Llegué a Berkeley cinco horas más tarde de lo previsto, a causa de unas inundaciones al parecer inéditas en el aeropuerto de Pensilvania, que me dejaron sin maleta durante cinco días y prácticamente sin ropa cuando logré tener contacto físico con la misma, porque todo llegó a mis manos en mal estado. América me dio la bienvenida peleándome con una compañía aérea y con la sensación de que la democracia más próspera del mundo es una falacia.

                                                      Rainfalls in Philadelphia Airport.
               
Una vez recuperado el aliento y aún con cierto jet lag (según los psicólogos es habitual que se prolongue una media de dos semanas), me lancé a exprimir The Bay Area. Antes, mis anfitriones me regalaron una cena totally american, en compañía de sus hijos y amigos, un grupo de jóvenes americanos de los que aprendí que las mesas yankees están abiertas a todo tipo de conversaciones, tan banales como intensas, en torno a la espiritualidad, la cultura o los instintos más puros, y que compartir un meal es mucho más que sentarse a comer.

Estuvimos varias horas cocinando enchiladas (la cocina mexicana es parte de California, por la influencia de la inmigración y la proximidad geográfica), escudriñando términos culinarios en español e inglés, compartiendo viajes, palabras, vivencias y esas imágenes que todos construimos del otro. Algunas coinciden con la realidad, otras, no tanto.
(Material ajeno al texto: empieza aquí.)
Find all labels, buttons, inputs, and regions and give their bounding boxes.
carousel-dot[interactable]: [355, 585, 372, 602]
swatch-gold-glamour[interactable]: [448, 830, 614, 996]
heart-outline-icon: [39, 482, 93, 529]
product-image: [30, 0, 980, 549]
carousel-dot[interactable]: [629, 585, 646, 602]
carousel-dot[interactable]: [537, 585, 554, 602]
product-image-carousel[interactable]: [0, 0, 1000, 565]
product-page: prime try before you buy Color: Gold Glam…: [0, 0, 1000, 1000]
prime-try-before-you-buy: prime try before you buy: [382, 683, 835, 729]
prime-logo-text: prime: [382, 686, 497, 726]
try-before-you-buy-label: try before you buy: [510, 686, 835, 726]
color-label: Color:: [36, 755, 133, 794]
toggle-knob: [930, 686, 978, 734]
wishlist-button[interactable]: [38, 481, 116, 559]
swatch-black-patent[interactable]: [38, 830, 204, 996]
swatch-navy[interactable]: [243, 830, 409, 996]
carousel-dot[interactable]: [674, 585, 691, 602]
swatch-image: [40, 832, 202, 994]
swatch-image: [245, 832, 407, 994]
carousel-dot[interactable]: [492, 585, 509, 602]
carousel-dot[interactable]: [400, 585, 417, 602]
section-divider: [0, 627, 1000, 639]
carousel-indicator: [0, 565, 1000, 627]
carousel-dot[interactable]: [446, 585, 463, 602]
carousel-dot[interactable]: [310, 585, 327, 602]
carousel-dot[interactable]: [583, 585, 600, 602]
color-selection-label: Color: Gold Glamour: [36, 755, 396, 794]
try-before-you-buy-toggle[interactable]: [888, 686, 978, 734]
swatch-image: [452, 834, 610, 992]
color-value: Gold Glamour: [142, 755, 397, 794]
De pronto me encontré con cinco personas, alrededor de una mesa, cortando pimientos, hirviendo arroz y sumergiendo tortillas en una sabrosa salsa a base de chile que bañaría después el delicioso plato mexicano. Todo a una velocidad de vértigo, nadie paraba en la cocina, aunque el trabajo era perfectamente compatible con el disfrute de una copa de vino o una cerveza. Una cadena perfecta para ¨construir¨ ese bien común que iba a ser compartido después, con total éxito de crítica y en gran compañía. En plena cena iba llegando gente y más gente, cada vez estábamos más apretados en la mesa, pero eso me hizo sentir una agradable sensación de calor hogareño.

Al día siguiente, Rob y su hijo, Sam, tenían que conducir catorce horas hasta Seattle, donde iban a acampar el fin de semana, así que la sobremesa no se prolongó más allá de medianoche. Tres nacionalidades juntas. Europa y América unidas por una mesa, por una buena comida y una buena charla. Esa noche empecé a sentirme como en casa.